FM Pension Services : When you need increased wealth.
The Client should be aware that there are significant risks in investing in the capital markets and that past performance is not a guide to, or guarantee of, future performance.
This notice cannot disclose all the risks and other significant aspects of transacting in financial instruments and the capital markets at large. The Client should not deal in financial instruments unless the Client understands their nature and the extent of the Client's exposure to risk. Different financial instruments involve different levels of exposure to risk and, in deciding whether to trade in such instruments, the Client should be aware of the items listed here below:
Investments are risky and investors may lose part or all of their capital.
This category of risk deals with the personal level of investing. The investor is likely to have more control over this type of risk compared to others.
Timing risk is the risk of buying the right security at the wrong time. It also refers to selling the right security at the wrong time. For example, there is the chance that a few days after you sell a stock it will go up several dollars in value. There is no sure fire way to time the market.
Tenure risk is the risk of losing money while holding onto a security. During the period of holding, markets may go down, inflation may worsen, or a company may go bankrupt. There is always the possibility of loss on the company-wide level, too.
There are two common risks on the company-wide level. The first, financial risk is the danger that a corporation will not be able to repay its debts. This has a great effect on its bonds, which finance the company's assets. The more assets financed by debts (i.e., bonds and money market instruments), the greater the risk. Studying financial risk involves looking at a company's management, its leadership style, and its credit history.
Management risk is the risk that a company's management may run the company so poorly that it is unable to grow in value or pay dividends to its shareholders. This greatly affects the value of its stock and the attractiveness of all the securities it issues to investors.
Fluctuation in the market as a whole may be caused by the following risks:
Market risk is the chance that the entire market will decline, thus affecting the prices and values of securities. Market risk, in turn, is influenced by outside factors such as embargoes and interest rate changes. See Political risk below.
Liquidity risk is the risk that an investment, when converted to cash, will experience loss in its value.
Interest rate risk is the risk that interest rates will rise, resulting in a current investment's loss of value. A bondholder, for example, may hold a bond earning 6% interest and then see rates on that type of bond climb to 7%.
Inflation risk is the danger that the dollars one invests will buy less in the future because prices of consumer goods rise. When the rate of inflation rises, investments have less purchasing power. This is especially true with investments that earn fixed rates of return. As long as they are held at constant rates, they are threatened by inflation. Inflation risk is tied to interest rate risk, because interest rates often rise to compensate for inflation.
Exchange rate risk is the chance that a nation's currency will lose value when exchanged for foreign currencies.

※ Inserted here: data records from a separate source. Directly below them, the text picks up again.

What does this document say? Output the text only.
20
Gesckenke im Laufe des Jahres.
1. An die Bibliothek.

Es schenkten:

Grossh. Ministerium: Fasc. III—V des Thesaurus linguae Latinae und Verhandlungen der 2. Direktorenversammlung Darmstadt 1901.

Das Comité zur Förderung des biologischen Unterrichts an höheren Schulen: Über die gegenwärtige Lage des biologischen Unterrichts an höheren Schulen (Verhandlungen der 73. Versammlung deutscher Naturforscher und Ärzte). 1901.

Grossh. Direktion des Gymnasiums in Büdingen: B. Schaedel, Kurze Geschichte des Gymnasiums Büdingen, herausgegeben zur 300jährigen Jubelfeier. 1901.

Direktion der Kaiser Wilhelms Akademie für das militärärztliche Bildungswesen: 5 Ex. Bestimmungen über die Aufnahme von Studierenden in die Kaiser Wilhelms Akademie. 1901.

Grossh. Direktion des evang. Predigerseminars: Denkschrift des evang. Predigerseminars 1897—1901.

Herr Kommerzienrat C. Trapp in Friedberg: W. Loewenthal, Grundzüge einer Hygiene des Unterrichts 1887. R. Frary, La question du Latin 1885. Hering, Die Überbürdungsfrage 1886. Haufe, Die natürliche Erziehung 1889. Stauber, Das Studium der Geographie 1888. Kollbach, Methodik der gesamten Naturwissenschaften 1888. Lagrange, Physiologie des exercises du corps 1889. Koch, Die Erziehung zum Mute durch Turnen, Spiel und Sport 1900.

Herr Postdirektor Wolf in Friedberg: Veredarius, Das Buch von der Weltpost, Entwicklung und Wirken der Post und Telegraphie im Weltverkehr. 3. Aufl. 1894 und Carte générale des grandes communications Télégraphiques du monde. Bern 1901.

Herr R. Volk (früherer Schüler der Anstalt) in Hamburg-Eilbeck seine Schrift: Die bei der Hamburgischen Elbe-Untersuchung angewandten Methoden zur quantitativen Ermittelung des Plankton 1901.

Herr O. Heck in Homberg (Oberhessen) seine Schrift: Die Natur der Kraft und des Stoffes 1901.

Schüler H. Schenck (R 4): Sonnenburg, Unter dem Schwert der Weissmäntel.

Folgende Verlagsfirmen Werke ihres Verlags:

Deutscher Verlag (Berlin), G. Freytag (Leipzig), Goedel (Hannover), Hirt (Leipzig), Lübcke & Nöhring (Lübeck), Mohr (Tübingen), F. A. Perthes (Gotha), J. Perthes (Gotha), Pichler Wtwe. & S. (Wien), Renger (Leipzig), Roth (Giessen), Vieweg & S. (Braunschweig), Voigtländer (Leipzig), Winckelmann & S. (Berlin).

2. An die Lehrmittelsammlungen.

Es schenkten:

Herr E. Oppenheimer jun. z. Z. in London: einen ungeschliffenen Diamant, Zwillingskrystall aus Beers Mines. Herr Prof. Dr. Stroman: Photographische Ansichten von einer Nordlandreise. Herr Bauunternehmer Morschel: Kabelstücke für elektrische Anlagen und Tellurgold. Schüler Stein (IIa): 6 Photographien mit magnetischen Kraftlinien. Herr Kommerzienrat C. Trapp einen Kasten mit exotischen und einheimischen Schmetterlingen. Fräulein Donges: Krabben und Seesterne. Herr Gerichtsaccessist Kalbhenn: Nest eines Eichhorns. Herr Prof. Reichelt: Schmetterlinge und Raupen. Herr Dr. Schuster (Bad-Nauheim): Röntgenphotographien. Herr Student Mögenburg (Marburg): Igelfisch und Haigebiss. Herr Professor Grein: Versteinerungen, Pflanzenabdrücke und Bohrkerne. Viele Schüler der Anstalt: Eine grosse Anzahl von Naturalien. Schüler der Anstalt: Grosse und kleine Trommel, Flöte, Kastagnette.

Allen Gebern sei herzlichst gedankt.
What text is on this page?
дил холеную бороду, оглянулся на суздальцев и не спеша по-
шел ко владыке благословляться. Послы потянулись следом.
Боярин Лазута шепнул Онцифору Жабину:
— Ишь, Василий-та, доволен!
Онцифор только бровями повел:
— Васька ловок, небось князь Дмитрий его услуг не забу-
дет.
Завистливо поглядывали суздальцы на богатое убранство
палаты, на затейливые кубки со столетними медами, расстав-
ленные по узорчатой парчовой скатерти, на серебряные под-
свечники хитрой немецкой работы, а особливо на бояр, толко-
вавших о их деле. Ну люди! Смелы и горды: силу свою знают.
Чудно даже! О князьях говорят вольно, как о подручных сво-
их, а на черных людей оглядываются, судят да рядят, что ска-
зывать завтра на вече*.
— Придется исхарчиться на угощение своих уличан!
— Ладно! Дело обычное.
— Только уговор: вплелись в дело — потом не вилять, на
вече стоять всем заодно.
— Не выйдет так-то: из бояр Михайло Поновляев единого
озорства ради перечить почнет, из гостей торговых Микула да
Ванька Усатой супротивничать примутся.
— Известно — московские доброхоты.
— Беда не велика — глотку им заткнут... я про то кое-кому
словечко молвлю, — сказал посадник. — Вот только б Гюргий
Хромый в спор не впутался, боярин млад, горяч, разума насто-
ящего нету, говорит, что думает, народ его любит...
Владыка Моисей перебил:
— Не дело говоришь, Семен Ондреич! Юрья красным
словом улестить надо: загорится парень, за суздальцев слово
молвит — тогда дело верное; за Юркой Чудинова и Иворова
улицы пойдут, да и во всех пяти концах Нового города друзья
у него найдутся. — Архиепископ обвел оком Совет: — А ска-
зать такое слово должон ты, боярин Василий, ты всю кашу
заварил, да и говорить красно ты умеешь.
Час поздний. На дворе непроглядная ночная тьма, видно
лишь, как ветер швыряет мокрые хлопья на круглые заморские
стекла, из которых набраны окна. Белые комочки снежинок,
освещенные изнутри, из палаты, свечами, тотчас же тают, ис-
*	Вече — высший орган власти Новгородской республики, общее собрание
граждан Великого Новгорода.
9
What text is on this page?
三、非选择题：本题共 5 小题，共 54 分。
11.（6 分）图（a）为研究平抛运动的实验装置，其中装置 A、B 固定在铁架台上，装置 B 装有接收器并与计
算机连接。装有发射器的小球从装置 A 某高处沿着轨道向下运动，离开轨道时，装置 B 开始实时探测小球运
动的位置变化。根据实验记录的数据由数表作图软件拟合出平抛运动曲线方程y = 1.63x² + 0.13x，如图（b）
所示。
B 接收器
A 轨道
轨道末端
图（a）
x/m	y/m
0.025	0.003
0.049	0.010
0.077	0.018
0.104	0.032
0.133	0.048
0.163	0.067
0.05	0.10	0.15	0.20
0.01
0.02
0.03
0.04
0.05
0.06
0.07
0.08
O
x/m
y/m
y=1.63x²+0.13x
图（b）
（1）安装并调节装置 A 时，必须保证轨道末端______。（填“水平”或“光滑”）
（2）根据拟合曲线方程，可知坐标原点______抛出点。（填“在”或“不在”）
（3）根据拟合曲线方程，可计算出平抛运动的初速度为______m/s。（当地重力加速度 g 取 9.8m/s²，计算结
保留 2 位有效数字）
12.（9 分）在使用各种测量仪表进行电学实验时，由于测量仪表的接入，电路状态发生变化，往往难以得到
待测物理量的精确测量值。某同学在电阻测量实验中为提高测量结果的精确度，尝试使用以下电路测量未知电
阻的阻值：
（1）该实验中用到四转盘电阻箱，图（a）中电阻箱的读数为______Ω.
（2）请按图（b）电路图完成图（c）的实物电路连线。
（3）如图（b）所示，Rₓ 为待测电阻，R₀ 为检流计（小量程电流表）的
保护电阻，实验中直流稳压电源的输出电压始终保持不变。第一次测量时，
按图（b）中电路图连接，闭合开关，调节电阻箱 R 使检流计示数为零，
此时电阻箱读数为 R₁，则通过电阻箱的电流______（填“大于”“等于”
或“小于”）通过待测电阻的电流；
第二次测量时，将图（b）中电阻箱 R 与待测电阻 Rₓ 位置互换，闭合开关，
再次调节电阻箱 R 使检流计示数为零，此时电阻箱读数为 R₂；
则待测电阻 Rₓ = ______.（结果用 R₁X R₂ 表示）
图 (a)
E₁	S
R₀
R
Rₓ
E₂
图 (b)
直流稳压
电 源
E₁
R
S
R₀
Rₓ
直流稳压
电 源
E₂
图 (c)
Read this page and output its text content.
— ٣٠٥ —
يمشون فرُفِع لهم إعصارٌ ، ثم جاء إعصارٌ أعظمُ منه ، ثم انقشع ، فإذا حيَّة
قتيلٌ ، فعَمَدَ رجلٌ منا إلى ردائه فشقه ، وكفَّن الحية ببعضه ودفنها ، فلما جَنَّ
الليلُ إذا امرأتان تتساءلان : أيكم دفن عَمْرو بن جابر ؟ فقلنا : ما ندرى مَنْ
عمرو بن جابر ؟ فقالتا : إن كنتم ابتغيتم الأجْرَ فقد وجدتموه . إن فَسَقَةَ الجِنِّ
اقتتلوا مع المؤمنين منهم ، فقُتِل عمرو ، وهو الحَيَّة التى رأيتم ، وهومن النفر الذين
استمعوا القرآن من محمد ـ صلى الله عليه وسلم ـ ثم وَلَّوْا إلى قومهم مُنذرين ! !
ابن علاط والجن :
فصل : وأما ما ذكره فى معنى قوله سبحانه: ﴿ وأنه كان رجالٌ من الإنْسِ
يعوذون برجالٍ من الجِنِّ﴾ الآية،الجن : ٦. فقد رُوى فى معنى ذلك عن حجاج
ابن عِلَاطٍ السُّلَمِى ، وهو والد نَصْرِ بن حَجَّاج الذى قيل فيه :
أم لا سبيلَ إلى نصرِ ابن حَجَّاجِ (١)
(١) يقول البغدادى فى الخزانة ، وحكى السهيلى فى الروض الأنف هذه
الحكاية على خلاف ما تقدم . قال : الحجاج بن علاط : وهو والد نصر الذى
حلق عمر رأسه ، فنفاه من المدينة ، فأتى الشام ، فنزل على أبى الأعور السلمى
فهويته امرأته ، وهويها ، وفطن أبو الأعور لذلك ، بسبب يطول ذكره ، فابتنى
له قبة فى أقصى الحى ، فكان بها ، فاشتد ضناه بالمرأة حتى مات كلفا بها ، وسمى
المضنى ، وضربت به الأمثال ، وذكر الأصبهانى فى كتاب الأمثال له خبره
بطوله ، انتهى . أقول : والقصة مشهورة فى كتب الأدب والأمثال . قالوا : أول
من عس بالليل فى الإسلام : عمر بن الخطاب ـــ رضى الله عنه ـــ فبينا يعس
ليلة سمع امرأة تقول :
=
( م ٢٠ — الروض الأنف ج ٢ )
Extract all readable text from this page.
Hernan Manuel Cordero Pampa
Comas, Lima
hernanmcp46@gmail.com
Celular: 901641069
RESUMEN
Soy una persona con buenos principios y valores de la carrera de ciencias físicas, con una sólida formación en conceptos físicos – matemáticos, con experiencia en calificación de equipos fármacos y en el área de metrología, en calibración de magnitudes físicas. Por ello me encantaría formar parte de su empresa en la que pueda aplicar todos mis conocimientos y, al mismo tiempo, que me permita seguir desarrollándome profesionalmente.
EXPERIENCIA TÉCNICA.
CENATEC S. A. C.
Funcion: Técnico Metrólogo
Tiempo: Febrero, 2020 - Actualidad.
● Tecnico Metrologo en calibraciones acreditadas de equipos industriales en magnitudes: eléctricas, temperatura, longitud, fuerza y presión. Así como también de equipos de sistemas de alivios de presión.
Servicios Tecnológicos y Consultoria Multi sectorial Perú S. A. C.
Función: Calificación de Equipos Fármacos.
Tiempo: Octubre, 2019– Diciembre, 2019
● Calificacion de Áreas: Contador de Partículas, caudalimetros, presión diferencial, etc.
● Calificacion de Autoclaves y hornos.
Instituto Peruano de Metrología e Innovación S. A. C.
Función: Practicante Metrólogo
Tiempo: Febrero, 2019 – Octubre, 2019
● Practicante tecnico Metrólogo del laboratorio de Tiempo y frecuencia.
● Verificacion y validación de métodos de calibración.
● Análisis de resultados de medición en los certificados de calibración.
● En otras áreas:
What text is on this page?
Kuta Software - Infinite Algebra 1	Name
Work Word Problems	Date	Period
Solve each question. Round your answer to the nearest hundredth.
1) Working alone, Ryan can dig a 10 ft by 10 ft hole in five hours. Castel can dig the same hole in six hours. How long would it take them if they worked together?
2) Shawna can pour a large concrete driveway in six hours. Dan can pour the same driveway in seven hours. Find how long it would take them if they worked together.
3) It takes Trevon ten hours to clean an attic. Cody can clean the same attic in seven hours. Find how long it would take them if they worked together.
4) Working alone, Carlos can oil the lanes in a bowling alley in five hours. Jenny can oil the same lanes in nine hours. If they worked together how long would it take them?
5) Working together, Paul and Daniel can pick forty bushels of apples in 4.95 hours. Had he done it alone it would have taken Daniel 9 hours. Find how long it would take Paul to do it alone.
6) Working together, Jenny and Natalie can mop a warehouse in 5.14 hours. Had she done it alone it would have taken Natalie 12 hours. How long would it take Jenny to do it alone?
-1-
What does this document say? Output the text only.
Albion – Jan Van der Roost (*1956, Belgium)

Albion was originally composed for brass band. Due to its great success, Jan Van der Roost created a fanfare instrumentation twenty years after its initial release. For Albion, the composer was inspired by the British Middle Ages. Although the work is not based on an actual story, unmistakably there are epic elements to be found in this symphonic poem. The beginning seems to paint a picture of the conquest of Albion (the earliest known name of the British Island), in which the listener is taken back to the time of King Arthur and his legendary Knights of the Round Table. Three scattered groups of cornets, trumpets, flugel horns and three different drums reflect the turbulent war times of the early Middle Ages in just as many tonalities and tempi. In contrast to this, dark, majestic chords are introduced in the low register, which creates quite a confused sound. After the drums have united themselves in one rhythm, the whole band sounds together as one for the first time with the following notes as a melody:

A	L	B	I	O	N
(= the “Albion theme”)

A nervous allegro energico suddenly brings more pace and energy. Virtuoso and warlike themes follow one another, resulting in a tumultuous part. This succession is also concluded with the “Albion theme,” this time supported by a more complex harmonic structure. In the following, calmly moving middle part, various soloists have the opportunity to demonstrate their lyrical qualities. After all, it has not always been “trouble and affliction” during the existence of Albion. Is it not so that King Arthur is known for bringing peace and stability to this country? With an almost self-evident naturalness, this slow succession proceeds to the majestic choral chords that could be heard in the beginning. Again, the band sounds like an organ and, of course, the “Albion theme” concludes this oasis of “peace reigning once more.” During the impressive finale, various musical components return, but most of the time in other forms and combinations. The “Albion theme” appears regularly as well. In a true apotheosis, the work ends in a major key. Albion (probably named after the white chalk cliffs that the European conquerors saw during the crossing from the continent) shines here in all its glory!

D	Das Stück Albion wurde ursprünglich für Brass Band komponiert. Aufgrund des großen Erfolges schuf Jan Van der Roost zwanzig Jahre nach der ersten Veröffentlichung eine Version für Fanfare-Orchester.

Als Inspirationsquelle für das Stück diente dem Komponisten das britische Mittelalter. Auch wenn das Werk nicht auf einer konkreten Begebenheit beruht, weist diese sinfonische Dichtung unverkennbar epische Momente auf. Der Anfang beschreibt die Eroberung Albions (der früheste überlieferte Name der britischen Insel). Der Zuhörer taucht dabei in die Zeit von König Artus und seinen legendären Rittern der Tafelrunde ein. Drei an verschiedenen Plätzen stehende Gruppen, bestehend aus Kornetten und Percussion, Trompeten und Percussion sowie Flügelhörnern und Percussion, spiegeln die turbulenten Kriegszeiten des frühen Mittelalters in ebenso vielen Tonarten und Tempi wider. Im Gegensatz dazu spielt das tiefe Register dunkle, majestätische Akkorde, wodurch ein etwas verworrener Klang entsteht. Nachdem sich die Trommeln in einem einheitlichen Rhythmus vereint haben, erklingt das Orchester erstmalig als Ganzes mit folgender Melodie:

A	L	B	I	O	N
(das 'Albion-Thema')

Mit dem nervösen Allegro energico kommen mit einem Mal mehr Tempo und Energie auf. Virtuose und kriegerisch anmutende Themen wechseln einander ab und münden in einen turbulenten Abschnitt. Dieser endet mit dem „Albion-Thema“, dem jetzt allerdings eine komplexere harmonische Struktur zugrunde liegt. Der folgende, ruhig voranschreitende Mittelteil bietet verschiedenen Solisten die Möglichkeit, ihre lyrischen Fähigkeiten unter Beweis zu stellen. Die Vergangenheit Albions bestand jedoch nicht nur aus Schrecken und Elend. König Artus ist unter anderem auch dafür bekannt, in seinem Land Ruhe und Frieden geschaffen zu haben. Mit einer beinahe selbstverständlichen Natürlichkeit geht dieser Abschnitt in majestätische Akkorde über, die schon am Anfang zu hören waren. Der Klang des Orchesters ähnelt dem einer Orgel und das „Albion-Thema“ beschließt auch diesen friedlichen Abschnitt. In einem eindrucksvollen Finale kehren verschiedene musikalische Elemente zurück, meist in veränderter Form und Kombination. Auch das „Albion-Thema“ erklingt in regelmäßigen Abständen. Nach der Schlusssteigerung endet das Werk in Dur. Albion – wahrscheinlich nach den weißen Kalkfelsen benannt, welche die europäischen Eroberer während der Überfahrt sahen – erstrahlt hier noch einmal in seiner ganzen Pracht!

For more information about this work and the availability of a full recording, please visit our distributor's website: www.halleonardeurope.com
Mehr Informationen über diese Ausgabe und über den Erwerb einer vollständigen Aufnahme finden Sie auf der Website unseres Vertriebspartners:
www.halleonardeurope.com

Reinvestment risk is the danger that reinvested money will fetch returns lower than those earned before reinvestment. Individuals with dividend-reinvestment plans are a group subject to this risk. Bondholders are another.
National and International Risks
National and world events can profoundly affect investment markets.
Economic risk is the danger that the economy as a whole will perform poorly. When the whole economy experiences a downturn, it affects stock prices, the job market, and the prices of consumer products.
Industry risk is the chance that a specific industry will perform poorly. When problems plague one industry, they affect the individual businesses involved as well as the securities issued by those businesses. They may also cross over into other industries. For example, after a national downturn in auto sales, the steel industry may suffer financially.
Tax risk is the danger that rising taxes will make investing less attractive. In general, nations with relatively low tax rates, such as the United States, are popular places for entrepreneurial activities. Businesses that are taxed heavily have less money available for research, expansion, and even dividend payments. Taxes are also levied on capital gains, dividends and interest. Investors continually seek investments that provide the greatest net after-tax returns.
Political risk is the danger that government legislation will have an adverse effect on investment. This can be in the form of high taxes, prohibitive licensing, or the appointment of individuals whose policies interfere with investment growth. Political risks include wars, changes in government leadership, and politically motivated embargoes.